10 comments on “India: corruption scandals reveal a gaping hole in society

  1. Diane Wilson says:

    Sounds like the Clintons.

    • Mohammed Cohen says:

      In comparison to India’s corruption, Clintons are just enrolling for the kindergarten classes! British colonist aka British Raj systematically induced with social engineering planning the seed of corruption in each and every segment of Indian society and played with it for almost 200 years during their occupation. After loosing India to Indians, compliments of Mr. Gandhi, Britishers made sure that the debilitating and cancerous structure of corruption is is highly developed and has become part of India’s DNA. Ever since the liberation from the genocidal clutches of the British criminals, India has achieved the level of corruption to a point where today’s Britishers are learning few things from India. The corruption is ingrained in India’s psyche that if one does not participate in this cancerous disease, chances of success in any area of interests would definitely face a guaranteed failure! Regardless how high or low one gets to do business in India, without corruption it is impossible to move one inch for any business in India. But now India has met its match by joining the trade, commerce and the national defense of India with world’s leader of deception… Israel. Since their eloping in last 20 odd years which has now bearing its fruits in today’s India with a high speed forward which is openly displayed to the world. Gaping holes in India’s diverse society have become a routine and no one seems to care about the open corruption. If India does not come to its senses, soon there will be many smaller “Wet Banks” appearing in India. Keep a good tab on Israeli activities in India to see it grow like the wandering jew… as we call the vine in South Africa that takes over and destroy its host by suffocating it from outside in!

  2. Old Hickory says:

    Hi Jon! Thanks for the reminder! I needed it!

    A name which comes to mind is Ellis Medavoy!

  3. Jennifer says:

    My thoughts exactly, Diane Wilson!

    Yes, the individual is the key, but we would say an even greater key is the individual who asks for God’s guidance and who listens. That’s our conscience, of course.

    When we were living in a housing complex our son played with the many children and he found them to be bullies, liars, and cheats, and oftentimes mean-spirited. After a problem we went to speak to the children and talked about the Ten Commandments. Not one child had heard of this, of these rules. It about blew me away. How can we ever hope to have decent societies without adherence to laws to guide us. However, too many laws as we have today is so very wrong.

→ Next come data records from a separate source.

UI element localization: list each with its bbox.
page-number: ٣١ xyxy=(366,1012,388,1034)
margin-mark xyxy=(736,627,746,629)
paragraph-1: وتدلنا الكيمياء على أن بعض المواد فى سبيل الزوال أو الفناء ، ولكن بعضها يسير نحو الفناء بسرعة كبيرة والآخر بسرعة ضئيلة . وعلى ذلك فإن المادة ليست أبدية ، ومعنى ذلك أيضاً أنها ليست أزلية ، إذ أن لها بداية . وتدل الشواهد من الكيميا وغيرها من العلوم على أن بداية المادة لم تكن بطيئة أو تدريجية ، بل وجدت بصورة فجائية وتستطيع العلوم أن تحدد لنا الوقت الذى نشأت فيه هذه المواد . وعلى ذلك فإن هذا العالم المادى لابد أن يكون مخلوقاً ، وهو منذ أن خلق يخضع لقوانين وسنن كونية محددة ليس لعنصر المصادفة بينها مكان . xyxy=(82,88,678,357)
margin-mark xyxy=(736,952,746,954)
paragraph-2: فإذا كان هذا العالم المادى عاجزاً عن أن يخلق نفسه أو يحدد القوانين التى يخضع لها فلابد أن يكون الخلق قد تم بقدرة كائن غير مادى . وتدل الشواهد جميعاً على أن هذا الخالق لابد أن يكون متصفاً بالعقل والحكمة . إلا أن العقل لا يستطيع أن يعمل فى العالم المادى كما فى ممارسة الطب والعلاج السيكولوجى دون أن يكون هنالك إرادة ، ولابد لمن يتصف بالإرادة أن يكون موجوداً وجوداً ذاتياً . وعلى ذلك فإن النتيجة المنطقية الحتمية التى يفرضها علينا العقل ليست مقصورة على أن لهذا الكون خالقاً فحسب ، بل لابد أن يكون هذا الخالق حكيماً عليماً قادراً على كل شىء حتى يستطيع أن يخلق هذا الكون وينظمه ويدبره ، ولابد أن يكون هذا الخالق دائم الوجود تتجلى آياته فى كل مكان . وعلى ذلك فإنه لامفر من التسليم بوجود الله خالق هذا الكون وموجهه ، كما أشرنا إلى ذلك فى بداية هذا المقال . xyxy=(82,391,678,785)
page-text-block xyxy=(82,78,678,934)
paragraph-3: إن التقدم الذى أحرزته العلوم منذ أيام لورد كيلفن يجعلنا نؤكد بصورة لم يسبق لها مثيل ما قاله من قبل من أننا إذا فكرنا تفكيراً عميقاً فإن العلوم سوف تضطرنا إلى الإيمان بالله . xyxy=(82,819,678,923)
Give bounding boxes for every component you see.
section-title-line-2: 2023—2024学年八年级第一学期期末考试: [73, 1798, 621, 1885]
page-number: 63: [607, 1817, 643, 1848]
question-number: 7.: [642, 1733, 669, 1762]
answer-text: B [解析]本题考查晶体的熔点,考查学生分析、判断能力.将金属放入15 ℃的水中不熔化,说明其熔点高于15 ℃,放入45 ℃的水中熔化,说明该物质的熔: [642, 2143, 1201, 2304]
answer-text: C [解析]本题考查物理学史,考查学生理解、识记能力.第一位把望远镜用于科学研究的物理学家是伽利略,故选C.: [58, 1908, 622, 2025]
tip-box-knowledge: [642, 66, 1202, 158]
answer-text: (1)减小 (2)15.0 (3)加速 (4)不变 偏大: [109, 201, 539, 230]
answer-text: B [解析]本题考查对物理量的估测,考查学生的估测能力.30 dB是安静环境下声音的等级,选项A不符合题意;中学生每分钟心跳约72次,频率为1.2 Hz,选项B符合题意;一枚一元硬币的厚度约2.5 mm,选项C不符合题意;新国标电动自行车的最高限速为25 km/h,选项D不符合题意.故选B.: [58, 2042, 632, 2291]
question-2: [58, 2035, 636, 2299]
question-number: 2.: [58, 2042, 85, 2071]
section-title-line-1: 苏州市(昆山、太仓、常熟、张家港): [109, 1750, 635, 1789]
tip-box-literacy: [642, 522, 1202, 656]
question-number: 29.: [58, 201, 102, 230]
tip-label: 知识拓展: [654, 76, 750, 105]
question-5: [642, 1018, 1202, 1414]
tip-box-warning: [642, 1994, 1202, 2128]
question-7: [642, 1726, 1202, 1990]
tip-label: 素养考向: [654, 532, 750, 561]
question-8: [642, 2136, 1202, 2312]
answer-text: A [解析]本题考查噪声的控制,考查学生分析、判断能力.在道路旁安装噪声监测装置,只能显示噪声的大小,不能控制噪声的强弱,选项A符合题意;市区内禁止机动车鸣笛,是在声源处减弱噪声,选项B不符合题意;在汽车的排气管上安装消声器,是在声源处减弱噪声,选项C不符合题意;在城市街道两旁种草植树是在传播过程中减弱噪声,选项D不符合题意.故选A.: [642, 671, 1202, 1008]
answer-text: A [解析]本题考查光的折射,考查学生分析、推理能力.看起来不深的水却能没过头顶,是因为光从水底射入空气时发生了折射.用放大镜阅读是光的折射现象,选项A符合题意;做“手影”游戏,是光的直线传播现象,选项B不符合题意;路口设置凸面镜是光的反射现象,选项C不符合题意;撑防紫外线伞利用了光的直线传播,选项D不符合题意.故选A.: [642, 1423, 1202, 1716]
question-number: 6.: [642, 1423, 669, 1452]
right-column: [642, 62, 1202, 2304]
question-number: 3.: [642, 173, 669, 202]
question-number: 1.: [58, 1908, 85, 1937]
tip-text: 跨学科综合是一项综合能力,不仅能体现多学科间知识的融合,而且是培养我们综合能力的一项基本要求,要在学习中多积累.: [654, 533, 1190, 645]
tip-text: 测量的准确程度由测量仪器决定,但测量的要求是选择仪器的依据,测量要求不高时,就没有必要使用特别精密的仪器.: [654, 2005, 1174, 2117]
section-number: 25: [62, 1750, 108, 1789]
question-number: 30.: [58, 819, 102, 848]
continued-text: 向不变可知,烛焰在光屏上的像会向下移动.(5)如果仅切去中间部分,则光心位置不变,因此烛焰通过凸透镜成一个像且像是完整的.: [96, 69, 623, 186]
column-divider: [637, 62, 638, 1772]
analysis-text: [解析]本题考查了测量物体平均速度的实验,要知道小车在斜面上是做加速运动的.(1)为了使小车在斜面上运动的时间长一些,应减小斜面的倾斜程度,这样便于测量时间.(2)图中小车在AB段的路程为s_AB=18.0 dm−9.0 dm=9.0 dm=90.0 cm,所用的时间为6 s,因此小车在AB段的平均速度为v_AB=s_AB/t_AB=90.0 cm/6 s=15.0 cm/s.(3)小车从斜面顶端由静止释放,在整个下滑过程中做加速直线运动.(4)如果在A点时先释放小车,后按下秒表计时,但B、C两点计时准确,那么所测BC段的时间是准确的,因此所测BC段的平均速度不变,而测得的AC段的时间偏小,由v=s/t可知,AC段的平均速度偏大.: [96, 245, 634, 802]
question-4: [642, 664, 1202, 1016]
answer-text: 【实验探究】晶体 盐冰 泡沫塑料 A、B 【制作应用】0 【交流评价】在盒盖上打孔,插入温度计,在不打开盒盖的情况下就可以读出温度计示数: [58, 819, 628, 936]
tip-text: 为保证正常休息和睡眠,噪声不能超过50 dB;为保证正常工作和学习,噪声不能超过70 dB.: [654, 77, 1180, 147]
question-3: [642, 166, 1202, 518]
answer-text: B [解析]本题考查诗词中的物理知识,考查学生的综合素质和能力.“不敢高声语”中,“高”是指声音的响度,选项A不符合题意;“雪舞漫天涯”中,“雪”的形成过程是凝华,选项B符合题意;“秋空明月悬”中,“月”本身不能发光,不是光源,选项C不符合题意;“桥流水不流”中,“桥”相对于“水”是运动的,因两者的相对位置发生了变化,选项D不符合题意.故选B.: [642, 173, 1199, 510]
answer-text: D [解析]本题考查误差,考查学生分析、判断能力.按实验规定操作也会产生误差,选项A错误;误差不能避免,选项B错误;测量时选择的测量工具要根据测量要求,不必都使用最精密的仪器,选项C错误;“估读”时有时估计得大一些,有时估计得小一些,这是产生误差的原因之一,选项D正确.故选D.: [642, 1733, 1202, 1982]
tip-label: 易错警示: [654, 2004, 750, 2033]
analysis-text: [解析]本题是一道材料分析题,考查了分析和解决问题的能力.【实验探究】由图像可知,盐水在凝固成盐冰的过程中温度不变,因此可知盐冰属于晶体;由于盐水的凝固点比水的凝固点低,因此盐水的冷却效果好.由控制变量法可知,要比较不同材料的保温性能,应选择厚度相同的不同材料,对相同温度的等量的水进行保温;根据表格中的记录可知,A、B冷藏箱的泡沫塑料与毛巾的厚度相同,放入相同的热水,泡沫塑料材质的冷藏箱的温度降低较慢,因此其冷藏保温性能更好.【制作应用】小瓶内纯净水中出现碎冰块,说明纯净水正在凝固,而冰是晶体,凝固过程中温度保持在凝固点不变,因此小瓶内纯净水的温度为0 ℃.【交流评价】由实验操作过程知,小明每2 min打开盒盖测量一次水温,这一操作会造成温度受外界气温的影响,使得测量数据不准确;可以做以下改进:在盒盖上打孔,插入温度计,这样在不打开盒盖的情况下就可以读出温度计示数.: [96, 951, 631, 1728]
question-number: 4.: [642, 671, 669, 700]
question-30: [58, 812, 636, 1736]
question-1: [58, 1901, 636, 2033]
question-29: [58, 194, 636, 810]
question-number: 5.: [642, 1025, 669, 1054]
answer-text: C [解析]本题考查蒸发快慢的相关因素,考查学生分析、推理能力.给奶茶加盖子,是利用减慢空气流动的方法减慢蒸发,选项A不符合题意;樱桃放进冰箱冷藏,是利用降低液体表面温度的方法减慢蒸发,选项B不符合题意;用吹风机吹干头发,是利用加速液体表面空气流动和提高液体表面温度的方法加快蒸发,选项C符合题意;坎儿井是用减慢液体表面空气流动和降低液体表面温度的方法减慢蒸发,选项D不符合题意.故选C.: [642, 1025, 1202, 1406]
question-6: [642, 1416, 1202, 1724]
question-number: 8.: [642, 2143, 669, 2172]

    • When they methodically took prayer out of the schools, took the Ten Commandments out of all Government buildings, the mention of Merry Christmas banned from many businesses and Hosp., Schools can no longer have Christmas productions… the country started down hill.
      It’s been plummeting toward the bedlam we are seeing now for decades.
      If we all are not speaking out, I don’t know how we can just stand by wringing our hands.

  4. Oliver K. Manuel says:

    I love and endorse the opening quote. I too have an abiding faith that society will recover, in part because I have experienced recovery in my own life. My wife and I plan to go to Nepal in August to share the story of recovery and hope at a conference on science and spirituality. I will try to find and post a link to the Conference.

  5. LMP says:

    An advanced reminder of what I was first awakened to in my early 20’s by a self-help book of all things. I had never before heard about the individual’s power to act when confronted in the most desperate of circumstances and oppression. I think about it when frustrated or tempted to complain: “What can I myself do right now?!”

  6. MA in MO says:

    Interesting. Very interesting. Over the course of the last few years there are have been many scientist, I think they all specialized in microbiology but not sure, that have mysteriously died. Yes there is an evil among us that is making things happen. We are truly living in the last days. May the Lord have mercy.

  7. CPP says:

    I once heard a comedian say how, in India, bribery is so routine that if you go to bribe a cop he’ll ask if you want change.